CS3052: Computational Complexity
This module is offered in 2020-21.
The aims of this module are:
- To explain the theoretical limits of computation, the concepts of complexity classes, and the practical evaluation of the complexities of specific algorithms.
On successful completion of this module, the student should:
- Be familiar with the limits of models of computation under the Church-Turing hypothesis.
- Be familiar with the complexity classes P, NP, co-NP, NP-hard, and others.
- Be able to evaluate specific algorithms in terms of worst- and average-case complexity of performance.
- Introduction to machine models of computation and languages:
- Review finite state machines; Equivalence with regular-expression languages by example.
- Review context-free grammars; Equivalence with push-down automata by example.
- Introduce non-determinism.
- The Turing Machine (TM) model of computation:
- Definition of TM; Examples of problems solvable with TMs but not with Context-Free Grammars/Regular Expressions.
- Computable languages; Invariance under varying number of tapes/alphabet/random access machines.
- Example of languages unsolvable with TMs; Undecidability; Introduction to diagonalisation as a proof method.
- Resource-bounded computation.
- Review big O notation; Time and space bounds on TMs; Defining complexity classes (including at least P, PSPACE, EXP, EXPSPACE).
- Simple results on time and space classes
- Hierarchy theorems (just statements) and their implications; Inclusion of time and space classes; Determinism and non-determinism.
- The P vs NP question
- Nondeterminism and the NP complexity class; the concept of NP-hard and NP-complete problems.

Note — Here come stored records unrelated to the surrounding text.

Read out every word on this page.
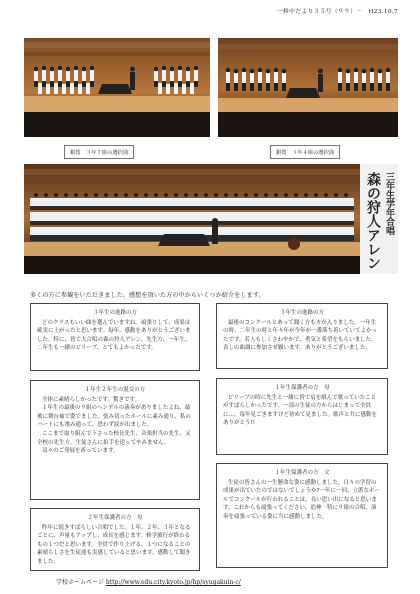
一修中だより３５号（９９）－　H23.10.7
銀賞　３年７組の選択曲	銀賞　３年４組の選択曲
三年生学年合唱
森の狩人アレン
多くの方に参観をいただきました。感想を頂いた方の中からいくつか紹介をします。
３年生の進路の方

どのクラスもいい曲を選んでいますね。頑張りして、成果は確実に上がったと思います。毎年、感動をありがとうございました。特に、皆で大合唱の森の狩人アレン、先生方、一年生、二年生も一緒のビリーブ、とてもよかったです。

１年生２年生の混交の方

全体に素晴らしかったです。驚きです。

１年生の最後の９組のヘンデルの演奏がありましたよね。最後に舞台袖で姿でました。張み切ったホールに素み通り、私のハートにも滲み通って、思わず涙が出ました。

ここまで取り組んで下さった校長先生、音楽担当の先生、又全校の先生方、生徒さんに拍手を送ってやみません。

益々のご発展を祈っています。

２年生保護者の方　母

昨年に続きすばらしい合唱でした。１年、２年、３年となるごとに、声量もアップし、成長を感じます。修学旅行が終わるもの１つだと思います。全員で作り上げる、１つになることの素晴らしさを生徒達も実感していると思います。感動して聞きました。

３年生の進路の方

最後のコンクールとあって聞く方もカが入りました。一年生の時、二年生の時と年々年が今年が一番落ち着いていてよかったです。若人もしくさわやかで、勇気と希望をもらいました。表しの曲調に参加させ願います。ありがとうございました。

１年生保護者の方　母

ビリーブの時に先生と一緒に皆で肩を組んで歌っていたことがすばらしかったです。一部の生徒の方からはじまって全員に…。毎年見ごきますけど初めて見ました。歌声と共に感動をありがとう!!

１年生保護者の方　父

生徒の皆さんの一生懸命な姿に感動しました。日々の学習の成果が出ていたのではないでしょうか?一年に一回、立派なホールでコンクールが行われることは、良い思い出になると思います。これからも頑張ってください。追伸　特に９組の合唱、演奏を頑張っている姿に当に感動しました。

学校ホームページ http://www.edu.city.kyoto.jp/hp/syugakuin-c/
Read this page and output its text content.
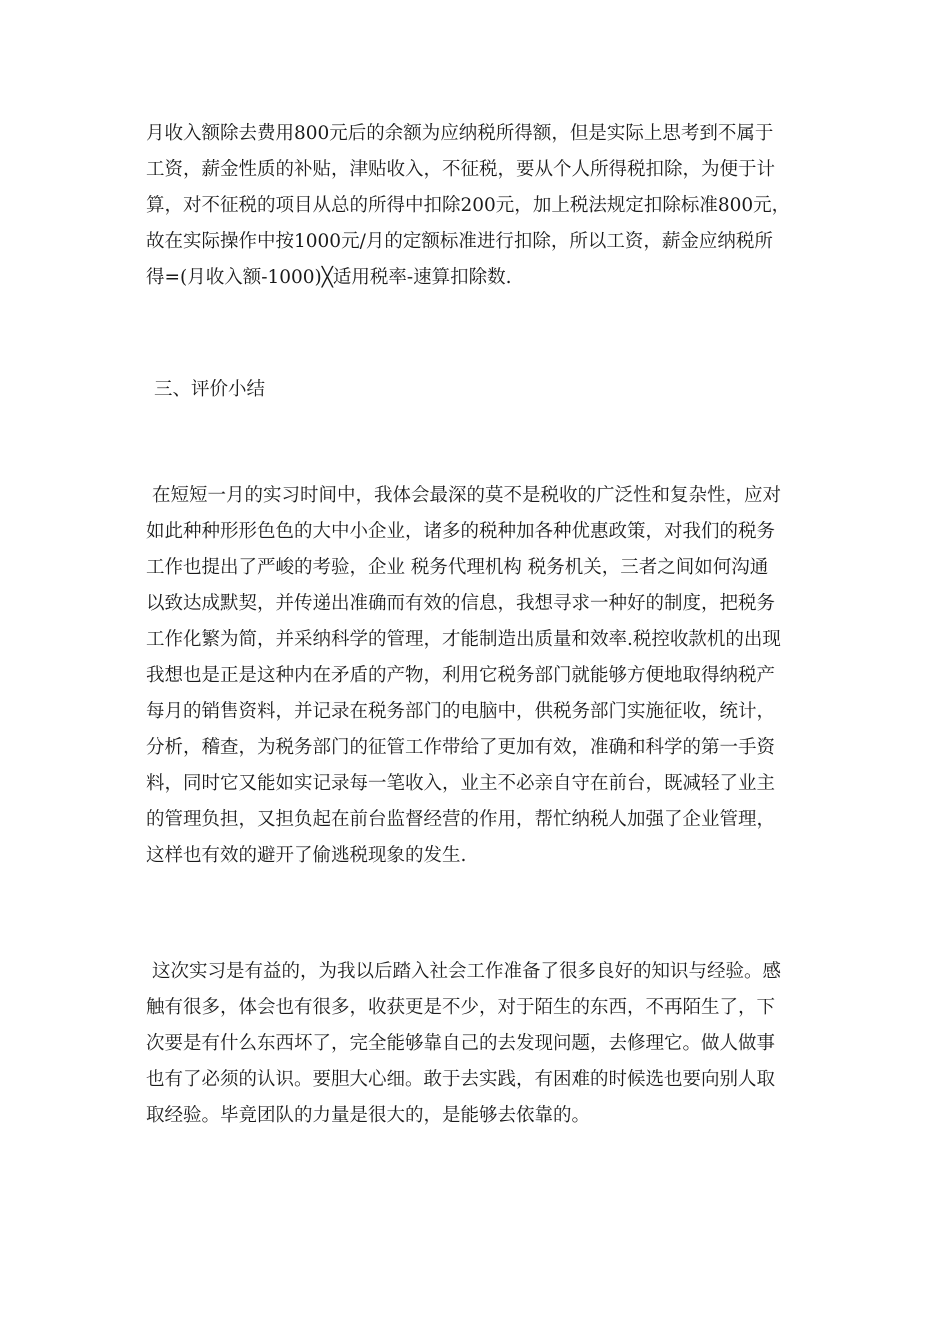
月收入额除去费用800元后的余额为应纳税所得额，但是实际上思考到不属于
工资，薪金性质的补贴，津贴收入，不征税，要从个人所得税扣除，为便于计
算，对不征税的项目从总的所得中扣除200元，加上税法规定扣除标准800元，
故在实际操作中按1000元/月的定额标准进行扣除，所以工资，薪金应纳税所
得=(月收入额-1000)╳适用税率-速算扣除数.
三、评价小结
在短短一月的实习时间中，我体会最深的莫不是税收的广泛性和复杂性，应对
如此种种形形色色的大中小企业，诸多的税种加各种优惠政策，对我们的税务
工作也提出了严峻的考验，企业 税务代理机构 税务机关，三者之间如何沟通
以致达成默契，并传递出准确而有效的信息，我想寻求一种好的制度，把税务
工作化繁为简，并采纳科学的管理，才能制造出质量和效率.税控收款机的出现
我想也是正是这种内在矛盾的产物，利用它税务部门就能够方便地取得纳税产
每月的销售资料，并记录在税务部门的电脑中，供税务部门实施征收，统计，
分析，稽查，为税务部门的征管工作带给了更加有效，准确和科学的第一手资
料，同时它又能如实记录每一笔收入，业主不必亲自守在前台，既减轻了业主
的管理负担，又担负起在前台监督经营的作用，帮忙纳税人加强了企业管理，
这样也有效的避开了偷逃税现象的发生.
这次实习是有益的，为我以后踏入社会工作准备了很多良好的知识与经验。感
触有很多，体会也有很多，收获更是不少，对于陌生的东西，不再陌生了，下
次要是有什么东西坏了，完全能够靠自己的去发现问题，去修理它。做人做事
也有了必须的认识。要胆大心细。敢于去实践，有困难的时候选也要向别人取
取经验。毕竟团队的力量是很大的，是能够去依靠的。
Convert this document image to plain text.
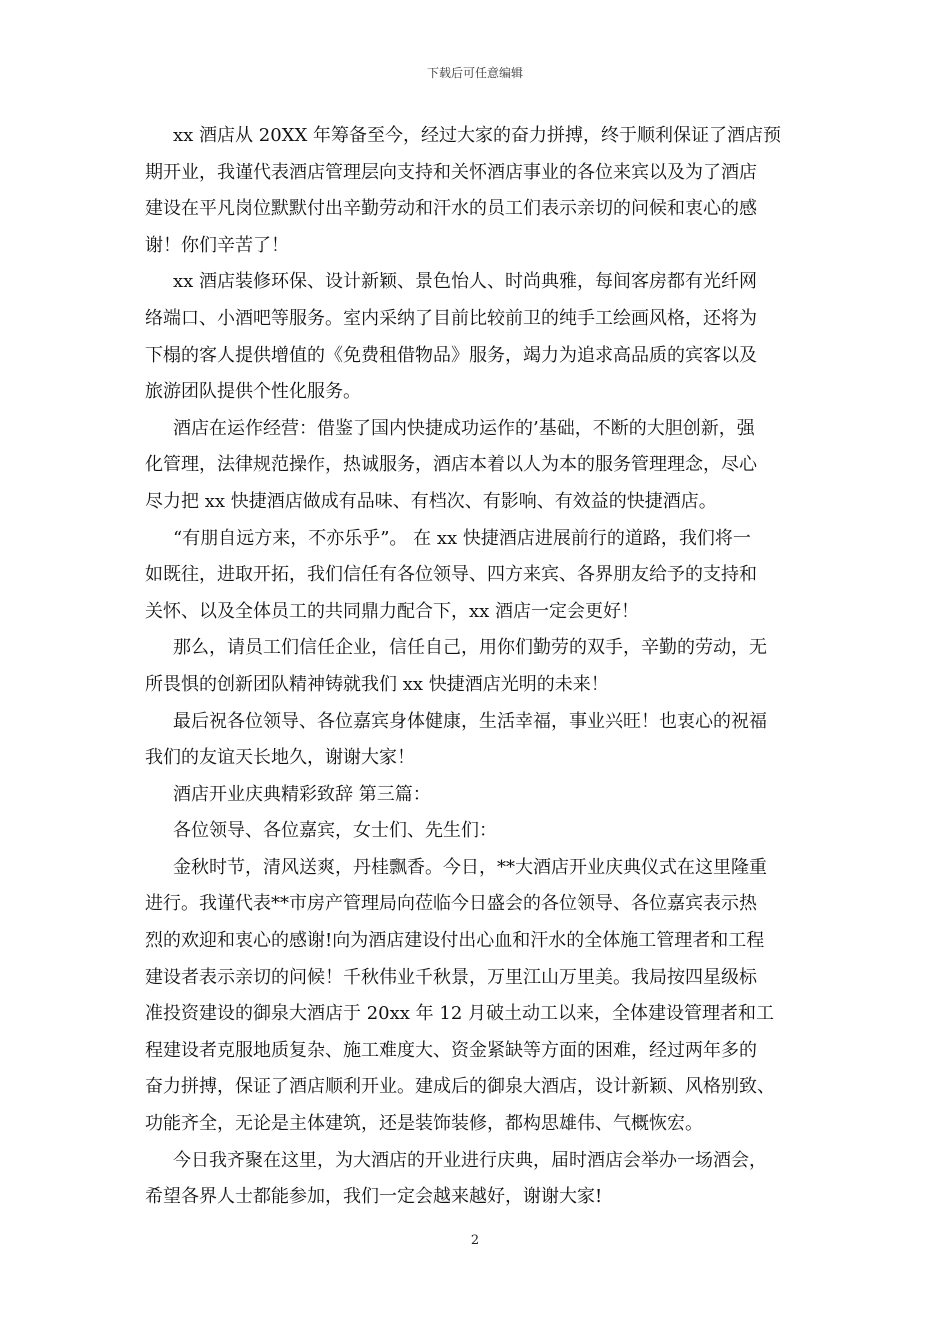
下载后可任意编辑
xx 酒店从 20XX 年筹备至今，经过大家的奋力拼搏，终于顺利保证了酒店预
期开业，我谨代表酒店管理层向支持和关怀酒店事业的各位来宾以及为了酒店
建设在平凡岗位默默付出辛勤劳动和汗水的员工们表示亲切的问候和衷心的感
谢！你们辛苦了！
xx 酒店装修环保、设计新颖、景色怡人、时尚典雅，每间客房都有光纤网
络端口、小酒吧等服务。室内采纳了目前比较前卫的纯手工绘画风格，还将为
下榻的客人提供增值的《免费租借物品》服务，竭力为追求高品质的宾客以及
旅游团队提供个性化服务。
酒店在运作经营：借鉴了国内快捷成功运作的’基础，不断的大胆创新，强
化管理，法律规范操作，热诚服务，酒店本着以人为本的服务管理理念，尽心
尽力把 xx 快捷酒店做成有品味、有档次、有影响、有效益的快捷酒店。
“有朋自远方来，不亦乐乎”。 在 xx 快捷酒店进展前行的道路，我们将一
如既往，进取开拓，我们信任有各位领导、四方来宾、各界朋友给予的支持和
关怀、以及全体员工的共同鼎力配合下，xx 酒店一定会更好！
那么，请员工们信任企业，信任自己，用你们勤劳的双手，辛勤的劳动，无
所畏惧的创新团队精神铸就我们 xx 快捷酒店光明的未来！
最后祝各位领导、各位嘉宾身体健康，生活幸福，事业兴旺！也衷心的祝福
我们的友谊天长地久，谢谢大家！
酒店开业庆典精彩致辞 第三篇：
各位领导、各位嘉宾，女士们、先生们：
金秋时节，清风送爽，丹桂飘香。今日，**大酒店开业庆典仪式在这里隆重
进行。我谨代表**市房产管理局向莅临今日盛会的各位领导、各位嘉宾表示热
烈的欢迎和衷心的感谢!向为酒店建设付出心血和汗水的全体施工管理者和工程
建设者表示亲切的问候！千秋伟业千秋景，万里江山万里美。我局按四星级标
准投资建设的御泉大酒店于 20xx 年 12 月破土动工以来，全体建设管理者和工
程建设者克服地质复杂、施工难度大、资金紧缺等方面的困难，经过两年多的
奋力拼搏，保证了酒店顺利开业。建成后的御泉大酒店，设计新颖、风格别致、
功能齐全，无论是主体建筑，还是装饰装修，都构思雄伟、气概恢宏。
今日我齐聚在这里，为大酒店的开业进行庆典，届时酒店会举办一场酒会，
希望各界人士都能参加，我们一定会越来越好，谢谢大家!
2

- The SATisfiability problem and Cook’s theorem; reductions between NP-complete problems (Graph Isomorphism/Hamilton Cycle/Clique).
- Practical complexity
- Best case/average case/worst case; Approximate algorithms; Quick overview of linear programming and integer linear programming.
- Complexity analysis of algorithms
- Common sorting/search problems; maximum matching; simple graph algorithms.
This module has no compulsory elements beyond those common to all modules (mark of 4 in each assessment component).